Fashion: Going for Gold

While athletes tallied up their Olympic medals in Torino, an hour's journey east in Milan another kind of Olympics played out last week: the style games. And, just like Olympians, Italian fashion designers divide into opposing teams. But instead of medals, they compete for the attention and the dollars of press and buyers from all over the world. The prize could be an "It" handbag with the potential to add hundreds of thousands of dollars to the bottom line, or a winning collection that elevates a designer or a brand to the top of fashion's scoreboard.

This time around, gold-medal brands such as Gucci and Dolce & Gabbana squared off against more stealthy competitors such as Jil Sander and Bottega Veneta in a duel of trends that pitted the ultrasexy look of the '80s against the sober minimalism of the '90s. Sex vs. sobriety is an age-old Milanese rivalry--one that goes back to the early days of Italian ready-to-wear when Giorgio Armani stood on one side of the fashion ring with his sleek, pared-down pantsuits and Gianni Versace fought back with high-octane glamour and glitz. More recently, in the late '90s, Tom Ford played Gucci against the artsier Prada label with the kind of slick vulgarity that made him a fashion champion.

This season there were new players at both Gucci and Jil Sander. In her second season at Gucci, creative director Frida Giannini embraced Ford's sexy legacy with a collection inspired by David Bowie's Ziggy Stardust period, featuring flared pantsuits, slinky jersey minidresses and platform heels. Pitted against the quiet, strong simplicity of Jil Sander, where Belgian menswear designer Raf Simons presented his first collection for women, Gucci might have seemed too vulgar. But as Ann Stordahl, executive vice president of upscale retailer Neiman Marcus, pointed out, "the winds of fashion are changing quickly."

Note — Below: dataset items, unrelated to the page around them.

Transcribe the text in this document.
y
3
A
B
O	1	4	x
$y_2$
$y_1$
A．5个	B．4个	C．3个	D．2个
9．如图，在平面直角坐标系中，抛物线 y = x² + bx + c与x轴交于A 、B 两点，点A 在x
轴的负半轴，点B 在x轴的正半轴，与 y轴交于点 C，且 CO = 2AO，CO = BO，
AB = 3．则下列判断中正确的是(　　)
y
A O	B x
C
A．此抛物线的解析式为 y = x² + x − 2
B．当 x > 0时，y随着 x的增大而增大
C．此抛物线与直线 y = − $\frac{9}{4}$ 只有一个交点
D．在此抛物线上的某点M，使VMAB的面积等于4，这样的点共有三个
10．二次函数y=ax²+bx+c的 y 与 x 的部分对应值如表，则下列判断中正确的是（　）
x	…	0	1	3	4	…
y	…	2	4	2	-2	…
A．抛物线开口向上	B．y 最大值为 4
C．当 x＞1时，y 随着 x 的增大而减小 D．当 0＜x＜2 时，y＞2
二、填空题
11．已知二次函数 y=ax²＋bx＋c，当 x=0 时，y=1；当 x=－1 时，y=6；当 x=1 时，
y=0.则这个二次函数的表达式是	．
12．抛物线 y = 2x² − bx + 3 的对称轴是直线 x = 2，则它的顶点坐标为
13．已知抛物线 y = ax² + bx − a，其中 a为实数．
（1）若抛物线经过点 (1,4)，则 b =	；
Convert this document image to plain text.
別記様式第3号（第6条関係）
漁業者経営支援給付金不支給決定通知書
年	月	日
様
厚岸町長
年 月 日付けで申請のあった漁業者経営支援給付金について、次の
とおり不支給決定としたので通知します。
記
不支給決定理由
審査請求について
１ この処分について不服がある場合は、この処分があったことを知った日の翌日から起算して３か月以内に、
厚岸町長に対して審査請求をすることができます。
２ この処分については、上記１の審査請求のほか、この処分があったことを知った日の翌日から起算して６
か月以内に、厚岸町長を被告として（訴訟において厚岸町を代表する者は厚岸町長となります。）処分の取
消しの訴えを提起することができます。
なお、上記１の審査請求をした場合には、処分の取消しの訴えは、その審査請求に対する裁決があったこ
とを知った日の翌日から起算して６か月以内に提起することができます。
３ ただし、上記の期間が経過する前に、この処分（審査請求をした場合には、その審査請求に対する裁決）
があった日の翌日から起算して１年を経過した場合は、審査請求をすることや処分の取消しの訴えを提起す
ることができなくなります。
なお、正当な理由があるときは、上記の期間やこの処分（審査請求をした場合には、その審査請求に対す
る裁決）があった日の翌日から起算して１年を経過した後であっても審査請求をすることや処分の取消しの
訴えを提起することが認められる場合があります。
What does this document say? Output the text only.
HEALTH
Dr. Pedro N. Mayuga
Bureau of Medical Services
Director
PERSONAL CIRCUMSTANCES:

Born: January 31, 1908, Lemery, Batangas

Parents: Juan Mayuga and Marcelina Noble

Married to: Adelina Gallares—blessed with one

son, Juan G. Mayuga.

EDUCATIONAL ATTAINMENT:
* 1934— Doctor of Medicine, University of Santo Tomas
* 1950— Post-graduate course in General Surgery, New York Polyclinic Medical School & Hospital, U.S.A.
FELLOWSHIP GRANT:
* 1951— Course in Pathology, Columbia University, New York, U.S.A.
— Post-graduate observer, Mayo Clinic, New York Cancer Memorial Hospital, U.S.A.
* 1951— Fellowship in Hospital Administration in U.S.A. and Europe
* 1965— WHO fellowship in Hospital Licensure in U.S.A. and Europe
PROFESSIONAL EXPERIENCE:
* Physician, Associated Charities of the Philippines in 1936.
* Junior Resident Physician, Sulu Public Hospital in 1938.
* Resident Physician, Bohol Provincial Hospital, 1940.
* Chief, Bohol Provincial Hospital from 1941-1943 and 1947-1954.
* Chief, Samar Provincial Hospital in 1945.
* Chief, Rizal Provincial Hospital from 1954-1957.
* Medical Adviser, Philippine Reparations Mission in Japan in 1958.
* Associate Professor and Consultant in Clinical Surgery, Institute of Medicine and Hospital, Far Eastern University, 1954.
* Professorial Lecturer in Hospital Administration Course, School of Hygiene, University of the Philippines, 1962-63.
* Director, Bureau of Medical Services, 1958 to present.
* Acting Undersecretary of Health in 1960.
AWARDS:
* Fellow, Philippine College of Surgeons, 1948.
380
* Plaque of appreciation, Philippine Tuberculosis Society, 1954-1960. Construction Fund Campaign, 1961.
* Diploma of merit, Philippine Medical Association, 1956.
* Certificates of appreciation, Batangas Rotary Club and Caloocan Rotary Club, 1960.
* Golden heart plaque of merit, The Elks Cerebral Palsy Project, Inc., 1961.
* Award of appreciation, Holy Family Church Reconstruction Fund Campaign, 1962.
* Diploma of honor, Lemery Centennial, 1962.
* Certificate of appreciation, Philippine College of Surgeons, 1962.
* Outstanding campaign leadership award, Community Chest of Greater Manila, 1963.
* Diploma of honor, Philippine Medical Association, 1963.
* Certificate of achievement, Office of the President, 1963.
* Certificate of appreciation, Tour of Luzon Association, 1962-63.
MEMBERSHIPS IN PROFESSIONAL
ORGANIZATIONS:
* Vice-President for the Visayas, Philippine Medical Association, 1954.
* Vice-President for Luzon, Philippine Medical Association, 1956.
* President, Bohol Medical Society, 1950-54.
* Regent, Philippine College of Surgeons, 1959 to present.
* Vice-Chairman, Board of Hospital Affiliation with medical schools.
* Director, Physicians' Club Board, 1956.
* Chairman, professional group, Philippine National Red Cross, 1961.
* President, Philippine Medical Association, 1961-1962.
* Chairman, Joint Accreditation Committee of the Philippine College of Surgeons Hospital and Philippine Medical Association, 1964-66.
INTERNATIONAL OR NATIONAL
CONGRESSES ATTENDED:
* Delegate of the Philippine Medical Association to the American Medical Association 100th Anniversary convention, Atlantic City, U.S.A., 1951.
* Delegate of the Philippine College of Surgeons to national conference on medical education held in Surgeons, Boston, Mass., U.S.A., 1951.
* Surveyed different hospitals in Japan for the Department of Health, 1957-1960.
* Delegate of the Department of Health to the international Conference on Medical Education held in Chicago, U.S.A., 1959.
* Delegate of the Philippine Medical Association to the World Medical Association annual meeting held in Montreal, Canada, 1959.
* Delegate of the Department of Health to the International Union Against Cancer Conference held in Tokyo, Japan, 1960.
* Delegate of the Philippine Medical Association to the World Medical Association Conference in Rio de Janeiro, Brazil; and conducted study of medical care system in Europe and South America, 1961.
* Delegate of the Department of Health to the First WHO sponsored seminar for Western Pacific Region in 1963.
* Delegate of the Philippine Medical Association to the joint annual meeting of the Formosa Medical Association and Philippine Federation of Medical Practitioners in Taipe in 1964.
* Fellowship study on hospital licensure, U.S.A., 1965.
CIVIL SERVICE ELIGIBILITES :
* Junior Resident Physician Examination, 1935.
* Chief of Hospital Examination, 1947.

Indeed they are. No sooner had Simons shown a winning combination of severe, boxy jackets over skinny pants and crisp white shirts, heralding a kind of cleansing of the fashion palette--dominated for so long by embellishment and color--than Giannini made an over-the-top '80s play. It may not be a look for everyone, but the kitschy '80s miniskirts and slinky jersey gowns seem to appeal to the Gucci customer. Gucci Group president Robert Polet, upbeat before the show, said that the house's current success is a result of the group's post--Tom Ford strategy, laid out a year and a half ago, which called for a doubling of the group's sales to $4 billion over the next five years. "We're firing on all cylinders," Polet said.

For brands like Fendi and Bottega Veneta, the season's minimalist mood--and requisite plain wool coats and skinny pants--seemed to provide merely a clean backdrop for more ornate (and more profitable) accessories like handbags. And ornate's the word: Fendi's new Palazzo bag, a bucket shape with gold etching, was inspired by the brand's new Roman headquarters, while Bottega Veneta's Madagascar bag is made out of vegetable-dyed crocodile.